Being a full-time, stay-at-home parent is hard work. In fact, many would argue that it is the hardest job you'll ever have.
In any other profession, being a full-time chef, childcare provider, housekeeper, chauffer, and nurse (just to name a few of the titles stay-at-home parents tout) all at once would earn you a pretty hefty paycheck each month.
But full-time parenting doesn't pay a thing. (Aside, of course, from the invaluable time you get to spend with your child. But we're talking money here. Cold, hard cash.)
And there is one influential businesswoman who believes stay-at-home parents deserve more than that. She thinks they should get paid, to the tune of 10 percent of their working spouses salary.
As Wendy Luhabe, who at one time was recognized as one of the 50 leading women entrepreneurs of the world by the U.S.-based Star Group, explains in her interview, money is the currency that we use to define value of a contribution we make.

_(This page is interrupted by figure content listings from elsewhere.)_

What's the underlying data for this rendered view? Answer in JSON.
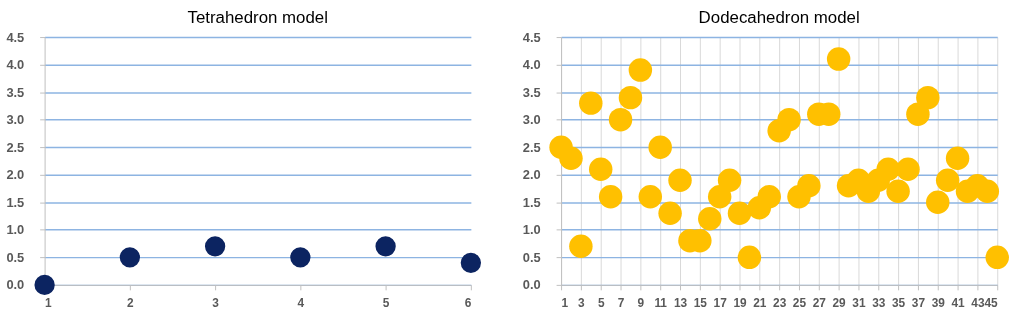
{
  "chart_data": [
    {
      "type": "scatter",
      "title": "Tetrahedron model",
      "x": [
        1,
        2,
        3,
        4,
        5,
        6
      ],
      "xlim": [
        1,
        6
      ],
      "xticks": [
        1,
        2,
        3,
        4,
        5,
        6
      ],
      "series": [
        {
          "color": "#0c2461",
          "values": [
            0,
            0.5,
            0.7,
            0.5,
            0.7,
            0.4
          ]
        }
      ],
      "ylim": [
        0,
        4.5
      ],
      "yticks": [
        {
          "value": 0,
          "label": "0.0"
        },
        {
          "value": 0.5,
          "label": "0.5"
        },
        {
          "value": 1,
          "label": "1.0"
        },
        {
          "value": 1.5,
          "label": "1.5"
        },
        {
          "value": 2,
          "label": "2.0"
        },
        {
          "value": 2.5,
          "label": "2.5"
        },
        {
          "value": 3,
          "label": "3.0"
        },
        {
          "value": 3.5,
          "label": "3.5"
        },
        {
          "value": 4,
          "label": "4.0"
        },
        {
          "value": 4.5,
          "label": "4.5"
        }
      ],
      "grid": "y",
      "marker": "circle"
    },
    {
      "type": "scatter",
      "title": "Dodecahedron  model",
      "x": [
        1,
        2,
        3,
        4,
        5,
        6,
        7,
        8,
        9,
        10,
        11,
        12,
        13,
        14,
        15,
        16,
        17,
        18,
        19,
        20,
        21,
        22,
        23,
        24,
        25,
        26,
        27,
        28,
        29,
        30,
        31,
        32,
        33,
        34,
        35,
        36,
        37,
        38,
        39,
        40,
        41,
        42,
        43,
        44,
        45
      ],
      "xlim": [
        1,
        45
      ],
      "xticks": [
        1,
        3,
        5,
        7,
        9,
        11,
        13,
        15,
        17,
        19,
        21,
        23,
        25,
        27,
        29,
        31,
        33,
        35,
        37,
        39,
        41,
        43,
        45
      ],
      "series": [
        {
          "color": "#ffc000",
          "values": [
            2.5,
            2.3,
            0.7,
            3.3,
            2.1,
            1.6,
            3.0,
            3.4,
            3.9,
            1.6,
            2.5,
            1.3,
            1.9,
            0.8,
            0.8,
            1.2,
            1.6,
            1.9,
            1.3,
            0.5,
            1.4,
            1.6,
            2.8,
            3.0,
            1.6,
            1.8,
            3.1,
            3.1,
            4.1,
            1.8,
            1.9,
            1.7,
            1.9,
            2.1,
            1.7,
            2.1,
            3.1,
            3.4,
            1.5,
            1.9,
            2.3,
            1.7,
            1.8,
            1.7,
            0.5
          ]
        }
      ],
      "ylim": [
        0,
        4.5
      ],
      "yticks": [
        {
          "value": 0,
          "label": "0.0"
        },
        {
          "value": 0.5,
          "label": "0.5"
        },
        {
          "value": 1,
          "label": "1.0"
        },
        {
          "value": 1.5,
          "label": "1.5"
        },
        {
          "value": 2,
          "label": "2.0"
        },
        {
          "value": 2.5,
          "label": "2.5"
        },
        {
          "value": 3,
          "label": "3.0"
        },
        {
          "value": 3.5,
          "label": "3.5"
        },
        {
          "value": 4,
          "label": "4.0"
        },
        {
          "value": 4.5,
          "label": "4.5"
        }
      ],
      "grid": true,
      "marker": "circle"
    }
  ]
}
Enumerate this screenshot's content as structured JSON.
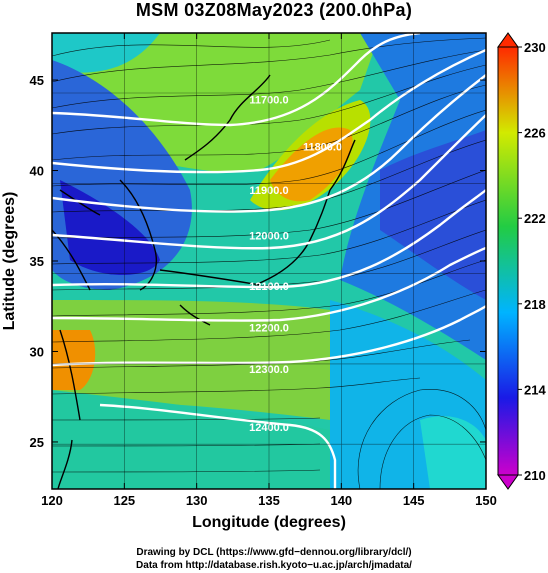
{
  "title": "MSM 03Z08May2023 (200.0hPa)",
  "chart_data": {
    "type": "heatmap",
    "xlabel": "Longitude (degrees)",
    "ylabel": "Latitude  (degrees)",
    "xlim": [
      120,
      150
    ],
    "ylim": [
      22.4,
      47.6
    ],
    "xticks": [
      120,
      125,
      130,
      135,
      140,
      145,
      150
    ],
    "yticks": [
      25,
      30,
      35,
      40,
      45
    ],
    "colorbar": {
      "min": 210,
      "max": 230,
      "ticks": [
        210,
        214,
        218,
        222,
        226,
        230
      ],
      "colors": [
        "#cc00cc",
        "#1a1ae6",
        "#00b4ff",
        "#22cc44",
        "#d2ea00",
        "#ff2a00"
      ]
    },
    "contours": [
      {
        "label": "11700.0",
        "lon": 135.0,
        "lat": 43.7
      },
      {
        "label": "11800.0",
        "lon": 138.7,
        "lat": 41.1
      },
      {
        "label": "11900.0",
        "lon": 135.0,
        "lat": 38.7
      },
      {
        "label": "12000.0",
        "lon": 135.0,
        "lat": 36.2
      },
      {
        "label": "12100.0",
        "lon": 135.0,
        "lat": 33.4
      },
      {
        "label": "12200.0",
        "lon": 135.0,
        "lat": 31.1
      },
      {
        "label": "12300.0",
        "lon": 135.0,
        "lat": 28.8
      },
      {
        "label": "12400.0",
        "lon": 135.0,
        "lat": 25.6
      }
    ]
  },
  "credits": {
    "line1": "Drawing by DCL (https://www.gfd−dennou.org/library/dcl/)",
    "line2": "Data from http://database.rish.kyoto−u.ac.jp/arch/jmadata/"
  }
}
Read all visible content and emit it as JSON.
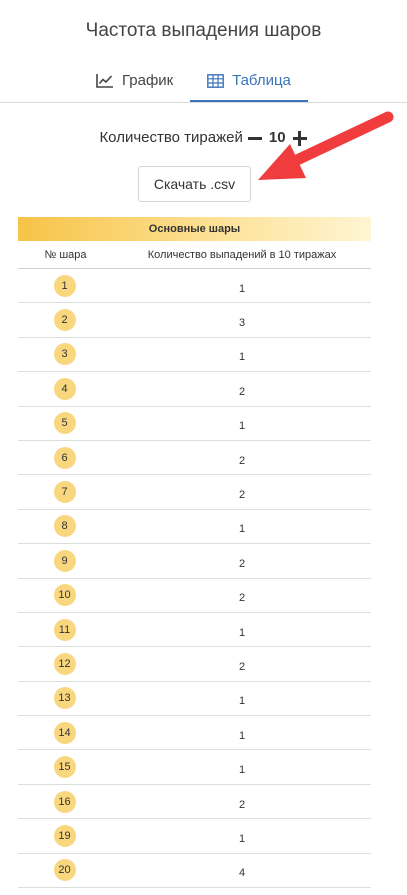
{
  "header": {
    "title": "Частота выпадения шаров"
  },
  "tabs": [
    {
      "label": "График",
      "icon": "line-chart-icon",
      "active": false
    },
    {
      "label": "Таблица",
      "icon": "table-icon",
      "active": true
    }
  ],
  "draws": {
    "label": "Количество тиражей",
    "count": "10"
  },
  "download": {
    "label": "Скачать .csv"
  },
  "annotation": {
    "color": "#f03c3c",
    "icon": "red-arrow-icon"
  },
  "table": {
    "band_title": "Основные шары",
    "headers": [
      "№ шара",
      "Количество выпадений в 10 тиражах"
    ],
    "rows": [
      {
        "ball": "1",
        "count": "1"
      },
      {
        "ball": "2",
        "count": "3"
      },
      {
        "ball": "3",
        "count": "1"
      },
      {
        "ball": "4",
        "count": "2"
      },
      {
        "ball": "5",
        "count": "1"
      },
      {
        "ball": "6",
        "count": "2"
      },
      {
        "ball": "7",
        "count": "2"
      },
      {
        "ball": "8",
        "count": "1"
      },
      {
        "ball": "9",
        "count": "2"
      },
      {
        "ball": "10",
        "count": "2"
      },
      {
        "ball": "11",
        "count": "1"
      },
      {
        "ball": "12",
        "count": "2"
      },
      {
        "ball": "13",
        "count": "1"
      },
      {
        "ball": "14",
        "count": "1"
      },
      {
        "ball": "15",
        "count": "1"
      },
      {
        "ball": "16",
        "count": "2"
      },
      {
        "ball": "19",
        "count": "1"
      },
      {
        "ball": "20",
        "count": "4"
      }
    ]
  },
  "colors": {
    "accent": "#3a74b9",
    "ball": "#f9d77e",
    "band_start": "#f7c347"
  }
}
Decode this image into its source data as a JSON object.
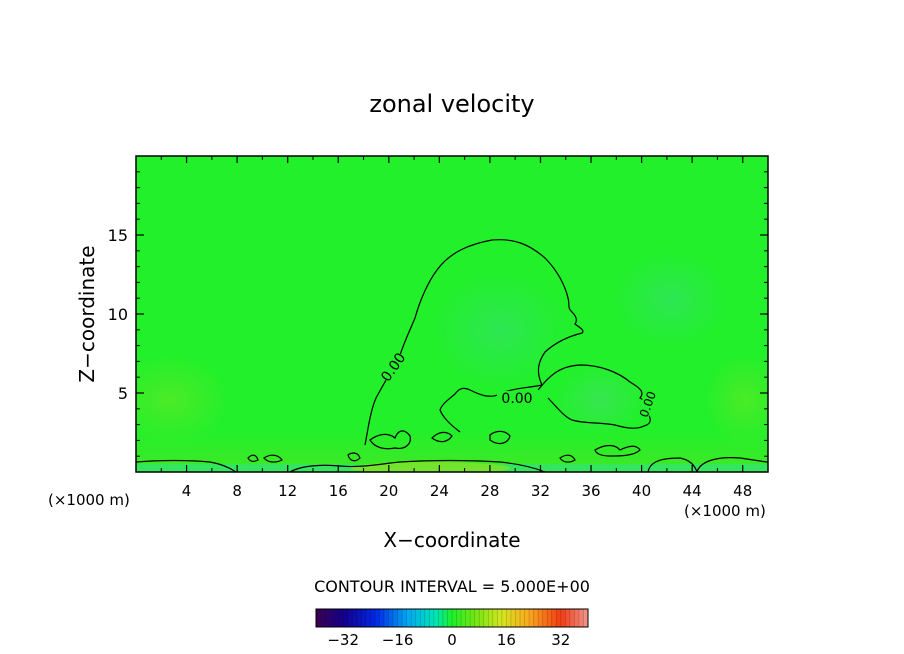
{
  "chart_data": {
    "type": "heatmap",
    "title": "zonal velocity",
    "xlabel": "X−coordinate",
    "ylabel": "Z−coordinate",
    "x_unit_left": "(×1000 m)",
    "x_unit_right": "(×1000 m)",
    "xlim": [
      0,
      50
    ],
    "ylim": [
      0,
      20
    ],
    "x_ticks": [
      4,
      8,
      12,
      16,
      20,
      24,
      28,
      32,
      36,
      40,
      44,
      48
    ],
    "x_tick_labels": [
      "4",
      "8",
      "12",
      "16",
      "20",
      "24",
      "28",
      "32",
      "36",
      "40",
      "44",
      "48"
    ],
    "y_ticks": [
      5,
      10,
      15
    ],
    "y_tick_labels": [
      "5",
      "10",
      "15"
    ],
    "grid": false,
    "contour_labels": [
      "0.00",
      "0.00",
      "0.00"
    ],
    "contour_interval_text": "CONTOUR INTERVAL = 5.000E+00",
    "colorbar": {
      "range": [
        -40,
        40
      ],
      "ticks": [
        -32,
        -16,
        0,
        16,
        32
      ],
      "tick_labels": [
        "−32",
        "−16",
        "0",
        "16",
        "32"
      ]
    },
    "colors": {
      "background_field": "#22f02a",
      "negative_weak": "#2fe850",
      "positive_weak": "#66e81e",
      "contour_line": "#000000"
    }
  }
}
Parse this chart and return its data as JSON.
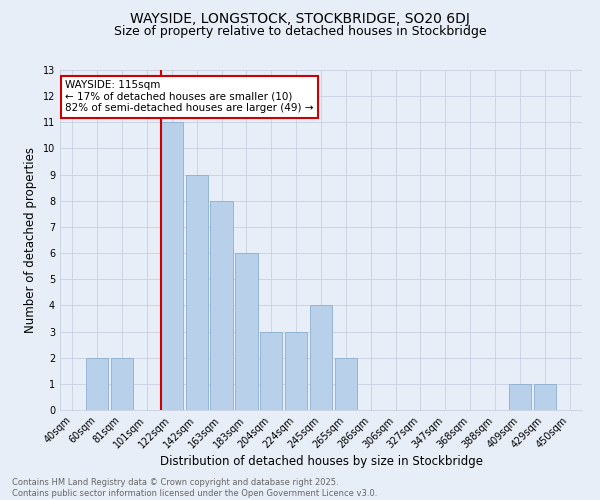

Working as a full-time parent without getting paid has the potential to lead to resentment-- resentment for feeling undervalued, and resentment for giving up a career and paycheck to raise a family.
Finances are a sticky subject. In fact, most experts would say that finances are one of the biggest stressors in a marriage. So how do you manage money when one parent works and the other stays at home?
Is the stay-at-home parent allowed to go shopping for shoes, as she might with her own paycheck?
Is the stay-at-home parent given a stipend, such as the suggested 10 percent, that is hers or his to do as they please?
Does the stay-at-home parent manage the budget, so he or she knows when there is a little extra cash to spend for fun stuff?
Every family is different, and there isn't any right or wrong way to this situation. But we're curious-- are you a stay at home parent? How do you and your spouse figure out household finances, stipends, and spending?